A citation-grounded RAG for technical documents at Morgan Advanced Materials
By Suryansh Sijwali · · 2 min read · Engineering, RAG, Capstone
The two problems
Morgan Advanced Materials, like a lot of legacy manufacturers, has two parallel knowledge problems:
- Engineers lose time hunting through internal technical documents for specifications, procedures, and historical decisions.
- When experienced staff depart, the institutional knowledge in their heads departs with them, and the documents they wrote are scattered.

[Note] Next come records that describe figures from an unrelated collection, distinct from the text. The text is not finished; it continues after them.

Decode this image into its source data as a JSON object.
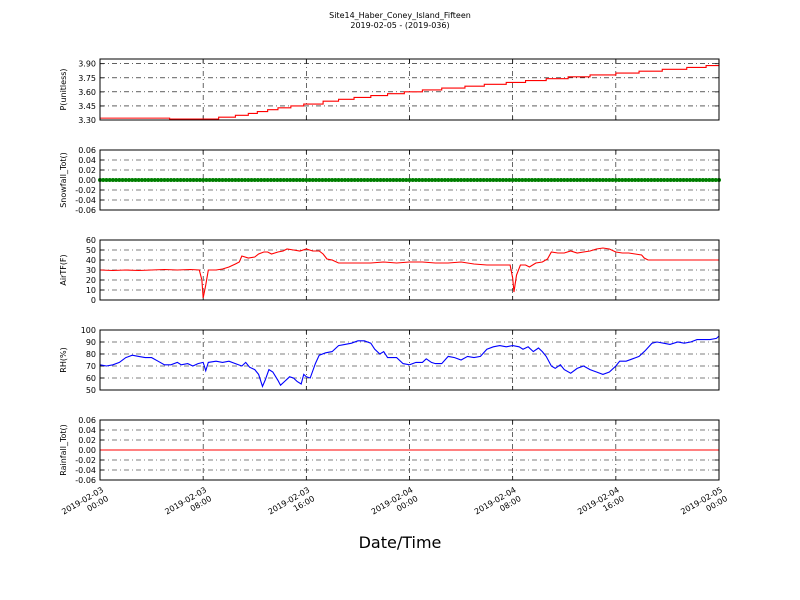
{
  "chart_data": {
    "title": "Site14_Haber_Coney_Island_Fifteen",
    "subtitle": "2019-02-05 - (2019-036)",
    "xlabel": "Date/Time",
    "x_range": [
      "2019-02-03 00:00",
      "2019-02-05 00:00"
    ],
    "x_ticks": [
      {
        "at_hours": 0,
        "lines": [
          "2019-02-03",
          "00:00"
        ]
      },
      {
        "at_hours": 8,
        "lines": [
          "2019-02-03",
          "08:00"
        ]
      },
      {
        "at_hours": 16,
        "lines": [
          "2019-02-03",
          "16:00"
        ]
      },
      {
        "at_hours": 24,
        "lines": [
          "2019-02-04",
          "00:00"
        ]
      },
      {
        "at_hours": 32,
        "lines": [
          "2019-02-04",
          "08:00"
        ]
      },
      {
        "at_hours": 40,
        "lines": [
          "2019-02-04",
          "16:00"
        ]
      },
      {
        "at_hours": 48,
        "lines": [
          "2019-02-05",
          "00:00"
        ]
      }
    ],
    "grid": true,
    "panels": [
      {
        "type": "line",
        "ylabel": "P(unitless)",
        "ylim": [
          3.3,
          3.95
        ],
        "yticks": [
          "3.30",
          "3.45",
          "3.60",
          "3.75",
          "3.90"
        ],
        "ytick_values": [
          3.3,
          3.45,
          3.6,
          3.75,
          3.9
        ],
        "color": "#ff0000",
        "step": true,
        "points": [
          [
            0,
            3.32
          ],
          [
            3,
            3.32
          ],
          [
            5.3,
            3.32
          ],
          [
            5.4,
            3.31
          ],
          [
            8,
            3.31
          ],
          [
            9,
            3.31
          ],
          [
            9.2,
            3.33
          ],
          [
            10.2,
            3.33
          ],
          [
            10.5,
            3.35
          ],
          [
            11.2,
            3.35
          ],
          [
            11.5,
            3.37
          ],
          [
            12,
            3.37
          ],
          [
            12.2,
            3.39
          ],
          [
            12.8,
            3.39
          ],
          [
            13,
            3.41
          ],
          [
            13.5,
            3.41
          ],
          [
            13.8,
            3.43
          ],
          [
            14.5,
            3.43
          ],
          [
            14.8,
            3.45
          ],
          [
            15.5,
            3.45
          ],
          [
            15.8,
            3.47
          ],
          [
            17,
            3.47
          ],
          [
            17.3,
            3.5
          ],
          [
            18.3,
            3.5
          ],
          [
            18.5,
            3.52
          ],
          [
            19.5,
            3.52
          ],
          [
            19.7,
            3.54
          ],
          [
            20.7,
            3.54
          ],
          [
            21,
            3.56
          ],
          [
            22,
            3.56
          ],
          [
            22.3,
            3.58
          ],
          [
            23.4,
            3.58
          ],
          [
            23.6,
            3.6
          ],
          [
            24.7,
            3.6
          ],
          [
            25,
            3.62
          ],
          [
            26.3,
            3.62
          ],
          [
            26.5,
            3.64
          ],
          [
            28,
            3.64
          ],
          [
            28.3,
            3.66
          ],
          [
            29.5,
            3.66
          ],
          [
            29.8,
            3.68
          ],
          [
            31.2,
            3.68
          ],
          [
            31.5,
            3.7
          ],
          [
            32.8,
            3.7
          ],
          [
            33,
            3.72
          ],
          [
            34.3,
            3.72
          ],
          [
            34.6,
            3.74
          ],
          [
            36,
            3.74
          ],
          [
            36.3,
            3.76
          ],
          [
            37.8,
            3.76
          ],
          [
            38,
            3.78
          ],
          [
            39.8,
            3.78
          ],
          [
            40,
            3.8
          ],
          [
            41.5,
            3.8
          ],
          [
            41.8,
            3.82
          ],
          [
            43.3,
            3.82
          ],
          [
            43.6,
            3.84
          ],
          [
            45.2,
            3.84
          ],
          [
            45.5,
            3.86
          ],
          [
            46.8,
            3.86
          ],
          [
            47,
            3.88
          ],
          [
            47.8,
            3.88
          ],
          [
            48,
            3.94
          ]
        ]
      },
      {
        "type": "line",
        "ylabel": "Snowfall_Tot()",
        "ylim": [
          -0.06,
          0.06
        ],
        "yticks": [
          "0.06",
          "0.04",
          "0.02",
          "0.00",
          "-0.02",
          "-0.04",
          "-0.06"
        ],
        "ytick_values": [
          0.06,
          0.04,
          0.02,
          0.0,
          -0.02,
          -0.04,
          -0.06
        ],
        "color": "#007f00",
        "markers": true,
        "constant": 0.0
      },
      {
        "type": "line",
        "ylabel": "AirTF(F)",
        "ylim": [
          0,
          60
        ],
        "yticks": [
          "0",
          "10",
          "20",
          "30",
          "40",
          "50",
          "60"
        ],
        "ytick_values": [
          0,
          10,
          20,
          30,
          40,
          50,
          60
        ],
        "color": "#ff0000",
        "points": [
          [
            0,
            30
          ],
          [
            1,
            29.5
          ],
          [
            2,
            30
          ],
          [
            3,
            29.5
          ],
          [
            4,
            30
          ],
          [
            5,
            30.5
          ],
          [
            6,
            30
          ],
          [
            7,
            30.5
          ],
          [
            7.7,
            30
          ],
          [
            7.9,
            20
          ],
          [
            8.0,
            2
          ],
          [
            8.2,
            15
          ],
          [
            8.4,
            30
          ],
          [
            9,
            30
          ],
          [
            9.5,
            31
          ],
          [
            10,
            33
          ],
          [
            10.5,
            36
          ],
          [
            10.8,
            38
          ],
          [
            11,
            44
          ],
          [
            11.5,
            42
          ],
          [
            12,
            43
          ],
          [
            12.3,
            46
          ],
          [
            12.7,
            48
          ],
          [
            13,
            48
          ],
          [
            13.3,
            46
          ],
          [
            13.8,
            48
          ],
          [
            14.2,
            49
          ],
          [
            14.5,
            51
          ],
          [
            15,
            50
          ],
          [
            15.5,
            49
          ],
          [
            16,
            51
          ],
          [
            16.5,
            49
          ],
          [
            17,
            49
          ],
          [
            17.3,
            46
          ],
          [
            17.6,
            41
          ],
          [
            18,
            40
          ],
          [
            18.5,
            37
          ],
          [
            19,
            37
          ],
          [
            20,
            37
          ],
          [
            21,
            37
          ],
          [
            22,
            38
          ],
          [
            23,
            37
          ],
          [
            24,
            38
          ],
          [
            25,
            38
          ],
          [
            26,
            37
          ],
          [
            27,
            37
          ],
          [
            28,
            38
          ],
          [
            29,
            36
          ],
          [
            30,
            35
          ],
          [
            31,
            35
          ],
          [
            31.8,
            35
          ],
          [
            32,
            22
          ],
          [
            32.1,
            8
          ],
          [
            32.3,
            25
          ],
          [
            32.6,
            35
          ],
          [
            33,
            35
          ],
          [
            33.3,
            33
          ],
          [
            33.8,
            37
          ],
          [
            34.3,
            38
          ],
          [
            34.7,
            41
          ],
          [
            35,
            48
          ],
          [
            35.5,
            47
          ],
          [
            36,
            47
          ],
          [
            36.5,
            49
          ],
          [
            37,
            47
          ],
          [
            37.5,
            48
          ],
          [
            38,
            49
          ],
          [
            38.5,
            51
          ],
          [
            39,
            52
          ],
          [
            39.5,
            51
          ],
          [
            40,
            48
          ],
          [
            40.5,
            47
          ],
          [
            41,
            47
          ],
          [
            41.5,
            46
          ],
          [
            42,
            45
          ],
          [
            42.2,
            42
          ],
          [
            42.5,
            40
          ],
          [
            43,
            40
          ],
          [
            44,
            40
          ],
          [
            45,
            40
          ],
          [
            46,
            40
          ],
          [
            47,
            40
          ],
          [
            48,
            40
          ]
        ]
      },
      {
        "type": "line",
        "ylabel": "RH(%)",
        "ylim": [
          50,
          100
        ],
        "yticks": [
          "50",
          "60",
          "70",
          "80",
          "90",
          "100"
        ],
        "ytick_values": [
          50,
          60,
          70,
          80,
          90,
          100
        ],
        "color": "#0000ff",
        "points": [
          [
            0,
            71
          ],
          [
            0.5,
            70
          ],
          [
            1,
            71
          ],
          [
            1.5,
            73
          ],
          [
            2,
            77
          ],
          [
            2.5,
            79
          ],
          [
            3,
            78
          ],
          [
            3.5,
            77
          ],
          [
            4,
            77
          ],
          [
            4.5,
            74
          ],
          [
            5,
            71
          ],
          [
            5.5,
            71
          ],
          [
            6,
            73
          ],
          [
            6.3,
            71
          ],
          [
            6.8,
            72
          ],
          [
            7.2,
            70
          ],
          [
            7.6,
            72
          ],
          [
            8,
            73
          ],
          [
            8.2,
            66
          ],
          [
            8.4,
            73
          ],
          [
            9,
            74
          ],
          [
            9.5,
            73
          ],
          [
            10,
            74
          ],
          [
            10.5,
            72
          ],
          [
            11,
            70
          ],
          [
            11.3,
            73
          ],
          [
            11.6,
            69
          ],
          [
            12,
            67
          ],
          [
            12.3,
            63
          ],
          [
            12.6,
            53
          ],
          [
            12.8,
            58
          ],
          [
            13.1,
            67
          ],
          [
            13.4,
            65
          ],
          [
            13.8,
            58
          ],
          [
            14,
            54
          ],
          [
            14.3,
            57
          ],
          [
            14.7,
            61
          ],
          [
            15,
            60
          ],
          [
            15.3,
            57
          ],
          [
            15.6,
            55
          ],
          [
            15.8,
            63
          ],
          [
            16,
            61
          ],
          [
            16.3,
            60
          ],
          [
            16.7,
            72
          ],
          [
            17,
            79
          ],
          [
            17.5,
            81
          ],
          [
            18,
            82
          ],
          [
            18.5,
            87
          ],
          [
            19,
            88
          ],
          [
            19.5,
            89
          ],
          [
            20,
            91
          ],
          [
            20.5,
            91
          ],
          [
            21,
            89
          ],
          [
            21.3,
            84
          ],
          [
            21.7,
            80
          ],
          [
            22,
            82
          ],
          [
            22.3,
            77
          ],
          [
            22.7,
            77
          ],
          [
            23,
            77
          ],
          [
            23.5,
            72
          ],
          [
            24,
            71
          ],
          [
            24.5,
            73
          ],
          [
            25,
            73
          ],
          [
            25.3,
            76
          ],
          [
            25.7,
            73
          ],
          [
            26,
            72
          ],
          [
            26.5,
            72
          ],
          [
            27,
            78
          ],
          [
            27.5,
            77
          ],
          [
            28,
            75
          ],
          [
            28.5,
            78
          ],
          [
            29,
            77
          ],
          [
            29.5,
            78
          ],
          [
            30,
            84
          ],
          [
            30.5,
            86
          ],
          [
            31,
            87
          ],
          [
            31.5,
            86
          ],
          [
            32,
            87
          ],
          [
            32.5,
            86
          ],
          [
            32.8,
            84
          ],
          [
            33.2,
            86
          ],
          [
            33.6,
            82
          ],
          [
            34,
            85
          ],
          [
            34.3,
            82
          ],
          [
            34.6,
            78
          ],
          [
            35,
            70
          ],
          [
            35.3,
            68
          ],
          [
            35.7,
            71
          ],
          [
            36,
            67
          ],
          [
            36.5,
            64
          ],
          [
            37,
            68
          ],
          [
            37.5,
            70
          ],
          [
            38,
            67
          ],
          [
            38.5,
            65
          ],
          [
            39,
            63
          ],
          [
            39.5,
            65
          ],
          [
            40,
            70
          ],
          [
            40.3,
            74
          ],
          [
            40.8,
            74
          ],
          [
            41.3,
            76
          ],
          [
            41.8,
            78
          ],
          [
            42.3,
            83
          ],
          [
            42.8,
            89
          ],
          [
            43.2,
            90
          ],
          [
            43.7,
            89
          ],
          [
            44.2,
            88
          ],
          [
            44.8,
            90
          ],
          [
            45.3,
            89
          ],
          [
            45.8,
            90
          ],
          [
            46.3,
            92
          ],
          [
            46.8,
            92
          ],
          [
            47.3,
            92
          ],
          [
            47.8,
            93
          ],
          [
            48,
            95
          ]
        ]
      },
      {
        "type": "line",
        "ylabel": "Rainfall_Tot()",
        "ylim": [
          -0.06,
          0.06
        ],
        "yticks": [
          "0.06",
          "0.04",
          "0.02",
          "0.00",
          "-0.02",
          "-0.04",
          "-0.06"
        ],
        "ytick_values": [
          0.06,
          0.04,
          0.02,
          0.0,
          -0.02,
          -0.04,
          -0.06
        ],
        "color": "#ff0000",
        "constant": 0.0
      }
    ]
  }
}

A RAG system can address both, but only if it is trustworthy on regulated, internal content. That meant the design constraint was non-obvious: the system should refuse to answer when it can’t cite a source, rather than confabulate.
What was built
An offline, citation-grounded RAG deployed on a local GPU workstation at the sponsor’s office (so no document data leaves the building):
- Hybrid retrieval. FAISS dense vector search fused with BM25 via Reciprocal Rank Fusion, then a cross-encoder reranker for precision on top.
- Ingestion pipeline. Handles the document formats Morgan actually uses (not just PDFs in a single happy path), produces searchable embeddings, runs as a separate component from retrieval.

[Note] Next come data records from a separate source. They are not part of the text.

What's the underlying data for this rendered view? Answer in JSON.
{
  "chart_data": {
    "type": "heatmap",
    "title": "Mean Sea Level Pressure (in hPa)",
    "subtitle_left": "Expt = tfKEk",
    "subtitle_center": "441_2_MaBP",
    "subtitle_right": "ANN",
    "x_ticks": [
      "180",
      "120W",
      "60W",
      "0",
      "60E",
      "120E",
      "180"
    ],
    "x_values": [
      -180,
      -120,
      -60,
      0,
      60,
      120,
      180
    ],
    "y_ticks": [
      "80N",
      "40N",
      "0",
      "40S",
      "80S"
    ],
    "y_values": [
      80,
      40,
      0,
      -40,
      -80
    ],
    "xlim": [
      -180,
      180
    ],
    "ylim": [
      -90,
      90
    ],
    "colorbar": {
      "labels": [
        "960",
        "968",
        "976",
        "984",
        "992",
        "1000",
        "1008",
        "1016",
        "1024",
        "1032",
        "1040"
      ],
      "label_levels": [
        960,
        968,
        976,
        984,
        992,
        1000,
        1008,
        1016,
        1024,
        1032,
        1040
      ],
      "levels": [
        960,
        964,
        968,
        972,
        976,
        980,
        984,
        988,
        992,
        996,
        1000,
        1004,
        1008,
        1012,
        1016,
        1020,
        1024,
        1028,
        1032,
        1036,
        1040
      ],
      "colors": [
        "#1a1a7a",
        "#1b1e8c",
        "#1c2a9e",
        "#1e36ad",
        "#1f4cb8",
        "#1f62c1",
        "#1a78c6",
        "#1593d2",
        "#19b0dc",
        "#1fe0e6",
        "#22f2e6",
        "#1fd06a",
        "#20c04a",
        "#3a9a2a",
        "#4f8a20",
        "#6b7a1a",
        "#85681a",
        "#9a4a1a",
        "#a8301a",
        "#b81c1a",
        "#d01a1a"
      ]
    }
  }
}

- Citation enforcement. Every AI-generated response carries citations to source documents. Responses that fail the grounding check are blocked before reaching the user. That is the policy that makes the system safe to deploy.
- API + UI. FastAPI REST backend with Server-Sent Events for token-by-token streaming. Chainlit interface for chat-style interaction. Both run on the local GPU workstation.

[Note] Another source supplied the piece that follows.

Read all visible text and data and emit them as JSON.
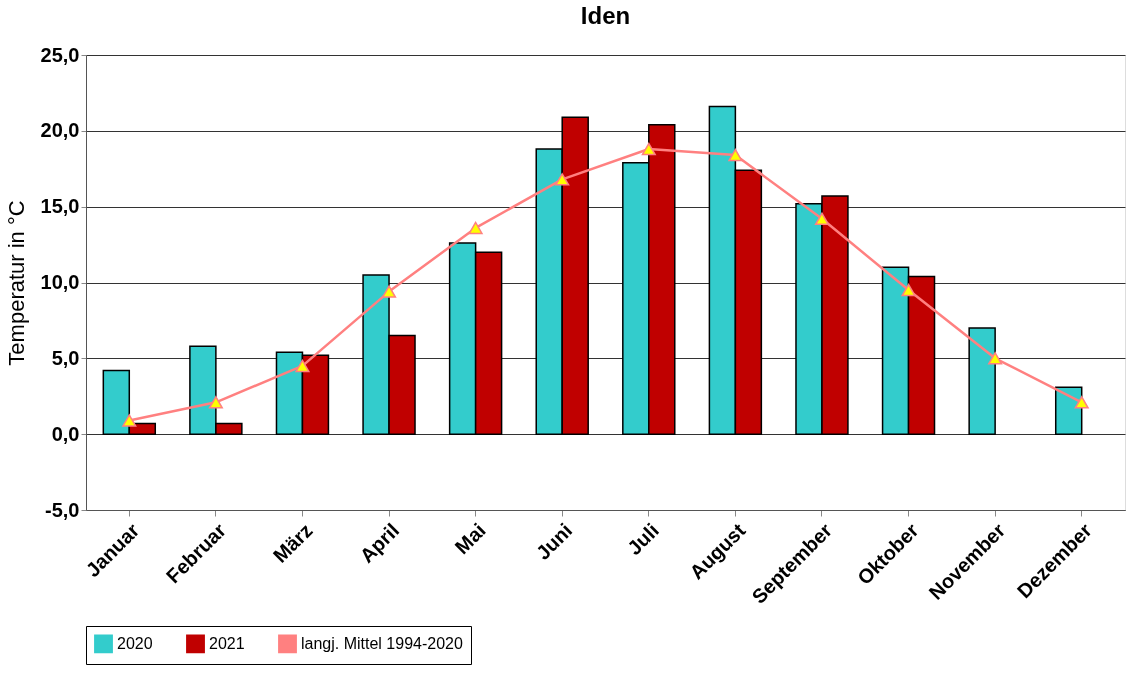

- Evaluation harness. Recall@K, nDCG@K, MRR, and per-model latency benchmarks across retrieval configurations so we could tune the hybrid weights against Morgan’s actual document set, not against MS MARCO.
Why “refuses to answer” is the load-bearing decision
The temptation in an RAG demo is to always have an answer. On regulated internal content the user’s trust collapses the first time the system invents a paragraph that sounds authoritative. So the cost of being silent on an ungrounded query is much lower than the cost of being wrong. The blocking step on missing citations is a UX downgrade in 5% of queries that prevents a credibility downgrade across all of them.
Stack
Python, FAISS, BM25, cross-encoder reranking, FastAPI, Chainlit, SSE, Docker.
Where it ran
Local GPU workstation at Morgan’s office. Featured at the Penn State Learning Factory Showcase.
Links
Repository is private (academic capstone).